He was scheduled for a crown court trial when he died. The case was then obviously dropped.
The story of the Edwards family is an interesting one. Martin is now a very wealthy individual following the sale to the Glazers but it wasn't always so. The story of how Louis wormed his way into United involves some luck and a lot of dodgy dealing.
His association started in the early 1950's when his business was doing well and he had plenty of money in his pocket. He became close to Busby and many of the other key figures around the club but wasn't a director. But in the week leading up to the Munich disaster, he had two strokes of luck. The first was when a board member called Whittaker died in his sleep the night before their last league match before going to Belgrade. The obvious candidate to replace him on the board was a man called Willie Satinoff. My uncle was a director at the Satinoff family firm, Alligator Rainwear, so we knew the family well. Unfortunately Willie was on the plane at Munich and died in the crash so the board invited Edwards to join them.
He started with just a few shares but when he floated the meat business on the stock market in the early 1960's he began a process of quietly buying up more shares with his newly acquired wealth. The other directors eventually got a bit concerned that too much control could be gathered in a single pair of hands and put together an agreement that the three main directors - Edwards, Harold Hardman & Alan Gibson - wouldn't buy any more shares.
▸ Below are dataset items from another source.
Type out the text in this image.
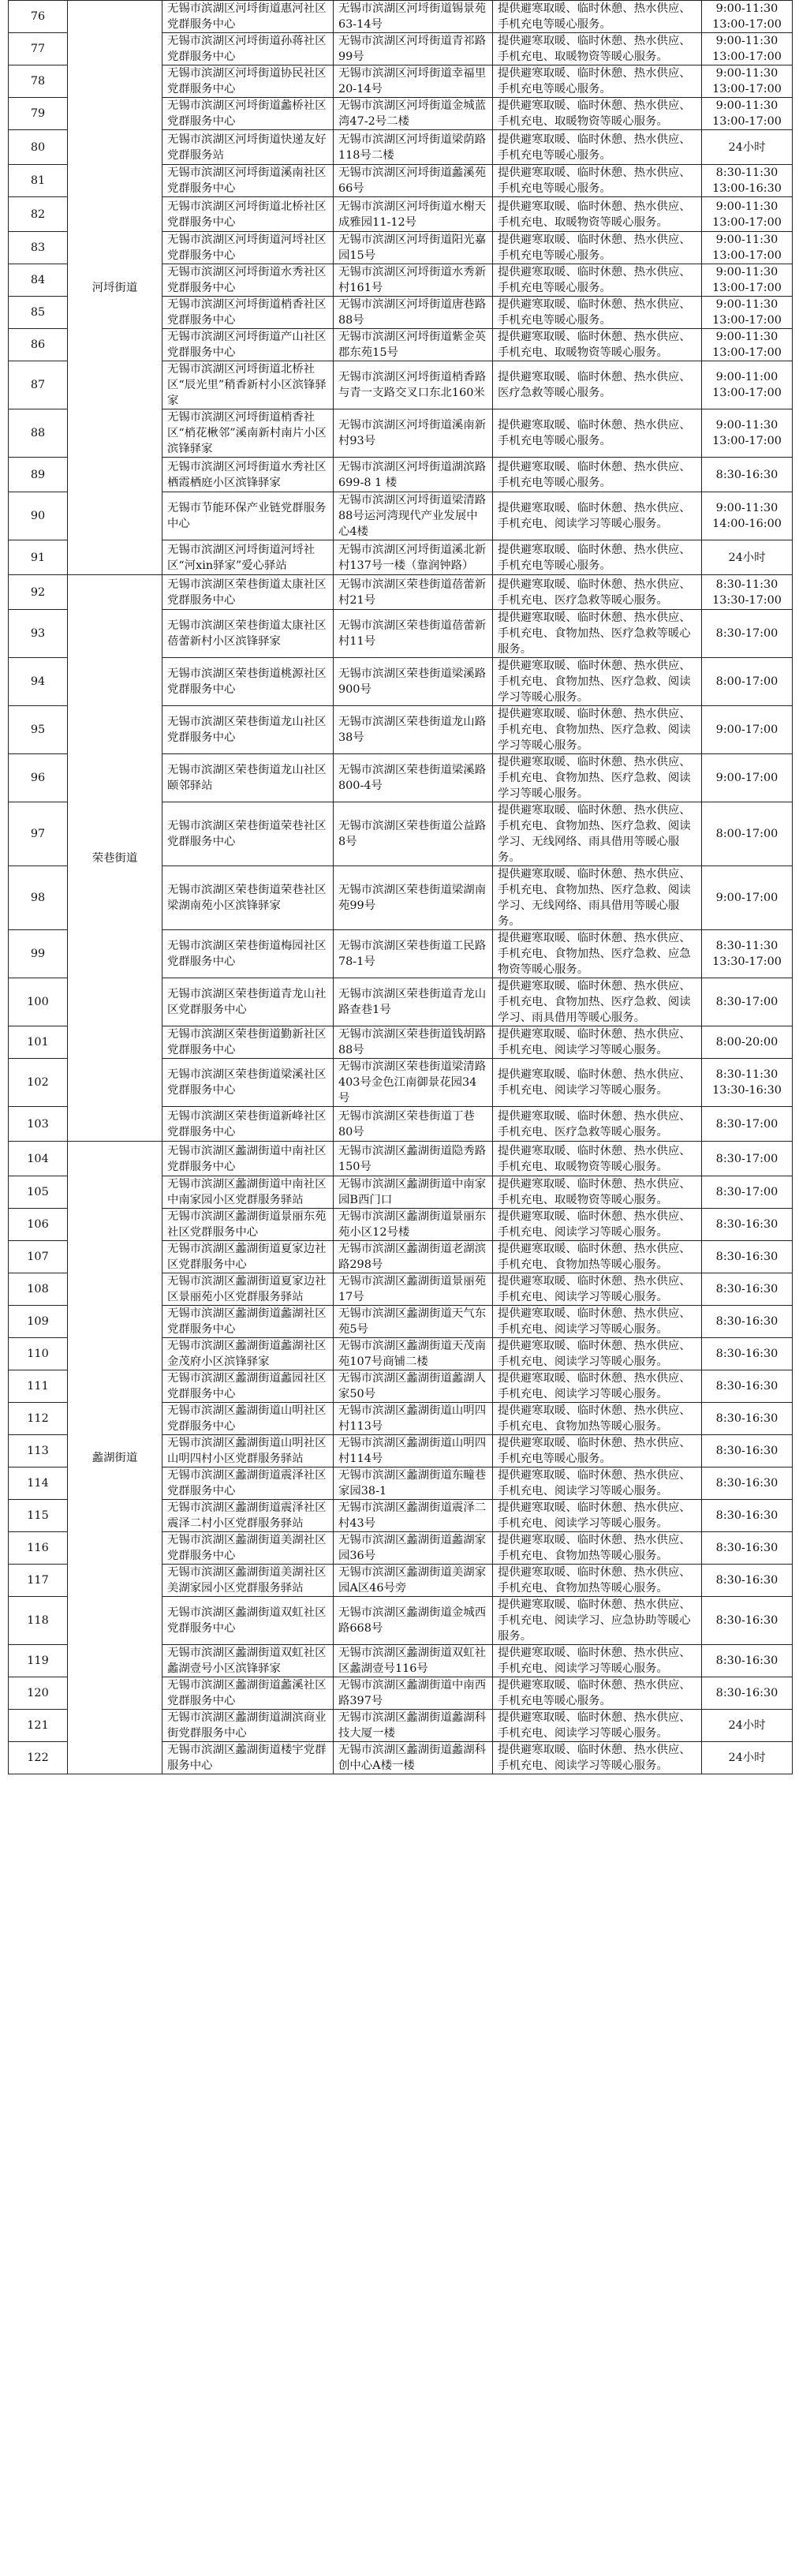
76	河埒街道	无锡市滨湖区河埒街道惠河社区党群服务中心	无锡市滨湖区河埒街道锡景苑63-14号	提供避寒取暖、临时休憩、热水供应、手机充电等暖心服务。	9:00-11:30 13:00-17:00
77		无锡市滨湖区河埒街道孙蒋社区党群服务中心	无锡市滨湖区河埒街道青祁路99号	提供避寒取暖、临时休憩、热水供应、手机充电、取暖物资等暖心服务。	9:00-11:30 13:00-17:00
78		无锡市滨湖区河埒街道协民社区党群服务中心	无锡市滨湖区河埒街道幸福里20-14号	提供避寒取暖、临时休憩、热水供应、手机充电等暖心服务。	9:00-11:30 13:00-17:00
79		无锡市滨湖区河埒街道蠡桥社区党群服务中心	无锡市滨湖区河埒街道金城蓝湾47-2号二楼	提供避寒取暖、临时休憩、热水供应、手机充电、取暖物资等暖心服务。	9:00-11:30 13:00-17:00
80		无锡市滨湖区河埒街道快递友好党群服务站	无锡市滨湖区河埒街道梁荫路118号二楼	提供避寒取暖、临时休憩、热水供应、手机充电等暖心服务。	24小时
81		无锡市滨湖区河埒街道溪南社区党群服务中心	无锡市滨湖区河埒街道蠡溪苑66号	提供避寒取暖、临时休憩、热水供应、手机充电等暖心服务。	8:30-11:30 13:00-16:30
82		无锡市滨湖区河埒街道北桥社区党群服务中心	无锡市滨湖区河埒街道水榭天成雅园11-12号	提供避寒取暖、临时休憩、热水供应、手机充电、取暖物资等暖心服务。	9:00-11:30 13:00-17:00
83		无锡市滨湖区河埒街道河埒社区党群服务中心	无锡市滨湖区河埒街道阳光嘉园15号	提供避寒取暖、临时休憩、热水供应、手机充电等暖心服务。	9:00-11:30 13:00-17:00
84		无锡市滨湖区河埒街道水秀社区党群服务中心	无锡市滨湖区河埒街道水秀新村161号	提供避寒取暖、临时休憩、热水供应、手机充电等暖心服务。	9:00-11:30 13:00-17:00
85		无锡市滨湖区河埒街道梢香社区党群服务中心	无锡市滨湖区河埒街道唐巷路88号	提供避寒取暖、临时休憩、热水供应、手机充电等暖心服务。	9:00-11:30 13:00-17:00
86		无锡市滨湖区河埒街道产山社区党群服务中心	无锡市滨湖区河埒街道紫金英郡东苑15号	提供避寒取暖、临时休憩、热水供应、手机充电、取暖物资等暖心服务。	9:00-11:30 13:00-17:00
87		无锡市滨湖区河埒街道北桥社区“辰光里”稍香新村小区滨锋驿家	无锡市滨湖区河埒街道梢香路与青一支路交叉口东北160米	提供避寒取暖、临时休憩、热水供应、医疗急救等暖心服务。	9:00-11:00 13:00-17:00
88		无锡市滨湖区河埒街道梢香社区“梢花楸邻”溪南新村南片小区滨锋驿家	无锡市滨湖区河埒街道溪南新村93号	提供避寒取暖、临时休憩、热水供应、手机充电等暖心服务。	9:00-11:30 13:00-17:00
89		无锡市滨湖区河埒街道水秀社区栖霞栖庭小区滨锋驿家	无锡市滨湖区河埒街道湖滨路 699-8 1 楼	提供避寒取暖、临时休憩、热水供应、手机充电等暖心服务。	8:30-16:30
90		无锡市节能环保产业链党群服务中心	无锡市滨湖区河埒街道梁清路88号运河湾现代产业发展中心4楼	提供避寒取暖、临时休憩、热水供应、手机充电、阅读学习等暖心服务。	9:00-11:30 14:00-16:00
91		无锡市滨湖区河埒街道河埒社区“河xin驿家”爱心驿站	无锡市滨湖区河埒街道溪北新村137号一楼（靠润钟路）	提供避寒取暖、临时休憩、热水供应、手机充电等暖心服务。	24小时
92	荣巷街道	无锡市滨湖区荣巷街道太康社区党群服务中心	无锡市滨湖区荣巷街道蓓蕾新村21号	提供避寒取暖、临时休憩、热水供应、手机充电、医疗急救等暖心服务。	8:30-11:30 13:30-17:00
93		无锡市滨湖区荣巷街道太康社区蓓蕾新村小区滨锋驿家	无锡市滨湖区荣巷街道蓓蕾新村11号	提供避寒取暖、临时休憩、热水供应、手机充电、食物加热、医疗急救等暖心服务。	8:30-17:00
94		无锡市滨湖区荣巷街道桃源社区党群服务中心	无锡市滨湖区荣巷街道梁溪路900号	提供避寒取暖、临时休憩、热水供应、手机充电、食物加热、医疗急救、阅读学习等暖心服务。	8:00-17:00
95		无锡市滨湖区荣巷街道龙山社区党群服务中心	无锡市滨湖区荣巷街道龙山路38号	提供避寒取暖、临时休憩、热水供应、手机充电、食物加热、医疗急救、阅读学习等暖心服务。	9:00-17:00
96		无锡市滨湖区荣巷街道龙山社区颐邻驿站	无锡市滨湖区荣巷街道梁溪路800-4号	提供避寒取暖、临时休憩、热水供应、手机充电、食物加热、医疗急救、阅读学习等暖心服务。	9:00-17:00
97		无锡市滨湖区荣巷街道荣巷社区党群服务中心	无锡市滨湖区荣巷街道公益路8号	提供避寒取暖、临时休憩、热水供应、手机充电、食物加热、医疗急救、阅读学习、无线网络、雨具借用等暖心服务。	8:00-17:00
98		无锡市滨湖区荣巷街道荣巷社区梁湖南苑小区滨锋驿家	无锡市滨湖区荣巷街道梁湖南苑99号	提供避寒取暖、临时休憩、热水供应、手机充电、食物加热、医疗急救、阅读学习、无线网络、雨具借用等暖心服务。	9:00-17:00
99		无锡市滨湖区荣巷街道梅园社区党群服务中心	无锡市滨湖区荣巷街道工民路78-1号	提供避寒取暖、临时休憩、热水供应、手机充电、食物加热、医疗急救、应急物资等暖心服务。	8:30-11:30 13:30-17:00
100		无锡市滨湖区荣巷街道青龙山社区党群服务中心	无锡市滨湖区荣巷街道青龙山路查巷1号	提供避寒取暖、临时休憩、热水供应、手机充电、食物加热、医疗急救、阅读学习、雨具借用等暖心服务。	8:30-17:00
101		无锡市滨湖区荣巷街道勤新社区党群服务中心	无锡市滨湖区荣巷街道钱胡路88号	提供避寒取暖、临时休憩、热水供应、手机充电、阅读学习等暖心服务。	8:00-20:00
102		无锡市滨湖区荣巷街道梁溪社区党群服务中心	无锡市滨湖区荣巷街道梁清路403号金色江南御景花园34号	提供避寒取暖、临时休憩、热水供应、手机充电、阅读学习等暖心服务。	8:30-11:30 13:30-16:30
103		无锡市滨湖区荣巷街道新峰社区党群服务中心	无锡市滨湖区荣巷街道丁巷80号	提供避寒取暖、临时休憩、热水供应、手机充电、医疗急救等暖心服务。	8:30-17:00
104	蠡湖街道	无锡市滨湖区蠡湖街道中南社区党群服务中心	无锡市滨湖区蠡湖街道隐秀路150号	提供避寒取暖、临时休憩、热水供应、手机充电、取暖物资等暖心服务。	8:30-17:00
105		无锡市滨湖区蠡湖街道中南社区中南家园小区党群服务驿站	无锡市滨湖区蠡湖街道中南家园B西门口	提供避寒取暖、临时休憩、热水供应、手机充电、取暖物资等暖心服务。	8:30-17:00
106		无锡市滨湖区蠡湖街道景丽东苑社区党群服务中心	无锡市滨湖区蠡湖街道景丽东苑小区12号楼	提供避寒取暖、临时休憩、热水供应、手机充电、阅读学习等暖心服务。	8:30-16:30
107		无锡市滨湖区蠡湖街道夏家边社区党群服务中心	无锡市滨湖区蠡湖街道老湖滨路298号	提供避寒取暖、临时休憩、热水供应、手机充电、食物加热等暖心服务。	8:30-16:30
108		无锡市滨湖区蠡湖街道夏家边社区景丽苑小区党群服务驿站	无锡市滨湖区蠡湖街道景丽苑17号	提供避寒取暖、临时休憩、热水供应、手机充电、阅读学习等暖心服务。	8:30-16:30
109		无锡市滨湖区蠡湖街道蠡湖社区党群服务中心	无锡市滨湖区蠡湖街道天气东苑5号	提供避寒取暖、临时休憩、热水供应、手机充电、阅读学习等暖心服务。	8:30-16:30
110		无锡市滨湖区蠡湖街道蠡湖社区金茂府小区滨锋驿家	无锡市滨湖区蠡湖街道天茂南苑107号商铺二楼	提供避寒取暖、临时休憩、热水供应、手机充电、阅读学习等暖心服务。	8:30-16:30
111		无锡市滨湖区蠡湖街道蠡园社区党群服务中心	无锡市滨湖区蠡湖街道蠡湖人家50号	提供避寒取暖、临时休憩、热水供应、手机充电、阅读学习等暖心服务。	8:30-16:30
112		无锡市滨湖区蠡湖街道山明社区党群服务中心	无锡市滨湖区蠡湖街道山明四村113号	提供避寒取暖、临时休憩、热水供应、手机充电、食物加热等暖心服务。	8:30-16:30
113		无锡市滨湖区蠡湖街道山明社区山明四村小区党群服务驿站	无锡市滨湖区蠡湖街道山明四村114号	提供避寒取暖、临时休憩、热水供应、手机充电等暖心服务。	8:30-16:30
114		无锡市滨湖区蠡湖街道震泽社区党群服务中心	无锡市滨湖区蠡湖街道东疃巷家园38-1	提供避寒取暖、临时休憩、热水供应、手机充电、阅读学习等暖心服务。	8:30-16:30
115		无锡市滨湖区蠡湖街道震泽社区震泽二村小区党群服务驿站	无锡市滨湖区蠡湖街道震泽二村43号	提供避寒取暖、临时休憩、热水供应、手机充电、阅读学习等暖心服务。	8:30-16:30
116		无锡市滨湖区蠡湖街道美湖社区党群服务中心	无锡市滨湖区蠡湖街道蠡湖家园36号	提供避寒取暖、临时休憩、热水供应、手机充电、食物加热等暖心服务。	8:30-16:30
117		无锡市滨湖区蠡湖街道美湖社区美湖家园小区党群服务驿站	无锡市滨湖区蠡湖街道美湖家园A区46号旁	提供避寒取暖、临时休憩、热水供应、手机充电、食物加热等暖心服务。	8:30-16:30
118		无锡市滨湖区蠡湖街道双虹社区党群服务中心	无锡市滨湖区蠡湖街道金城西路668号	提供避寒取暖、临时休憩、热水供应、手机充电、阅读学习、应急协助等暖心服务。	8:30-16:30
119		无锡市滨湖区蠡湖街道双虹社区蠡湖壹号小区滨锋驿家	无锡市滨湖区蠡湖街道双虹社区蠡湖壹号116号	提供避寒取暖、临时休憩、热水供应、手机充电、阅读学习等暖心服务。	8:30-16:30
120		无锡市滨湖区蠡湖街道蠡溪社区党群服务中心	无锡市滨湖区蠡湖街道中南西路397号	提供避寒取暖、临时休憩、热水供应、手机充电等暖心服务。	8:30-16:30
121		无锡市滨湖区蠡湖街道湖滨商业街党群服务中心	无锡市滨湖区蠡湖街道蠡湖科技大厦一楼	提供避寒取暖、临时休憩、热水供应、手机充电、阅读学习等暖心服务。	24小时
122		无锡市滨湖区蠡湖街道楼宇党群服务中心	无锡市滨湖区蠡湖街道蠡湖科创中心A楼一楼	提供避寒取暖、临时休憩、热水供应、手机充电、阅读学习等暖心服务。	24小时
Despite agreeing to this, Edwards carried on, getting associates to secretly buy up small shareholdings for him until he had acquired over 50%. This involved falsifying share register entries of course as although it was his money that had bought these shares, he couldn't be seen as the owner.
The 1960's were a great time for United but in the following decade their fortunes declined, as did Edwards', with his business doing poorly. At the time, there were FA rules about dividends which limited the amount per share that could be paid. I think it was 2 old pence per share. That was no problem to Edwards as he arranged a rights issue of 208 shares for each one currently held. This had two benefits to him; the first was that he could now pay himself two hundred times as much via dividends and it also allowed him to buy up more shares on top of the ones he was entitled to, giving him the vast majority of the shares. Martin also got "invited" to join the board, despite him not even being a big football fan. He had to borrow hundreds of thousands of pounds to take up the rights issue but he could then be a paid director.
By the end of the 1970's the business was in trouble and the World In Action programme that revealed his alleged venality caused it to collapse completely, followed by Edwards' death in 1980. Martin then became the effective owner and was allegedly cash poor, with a significant overdraft. Over the next few years he tried to sell the club, first to Robert Maxwell then to Michael Knighton. Eventually they floated on the stock market, which certainly enriched Edwards but probably did little for United's finances. There was a final attempt to sell the club in 1998, involving Sky, but that wasn't carried through, possibly due to the threat of an investigation about conflict of interests. Finally dear old Uncle Malc and his boys came along in 2005 and Edwards made a further pile.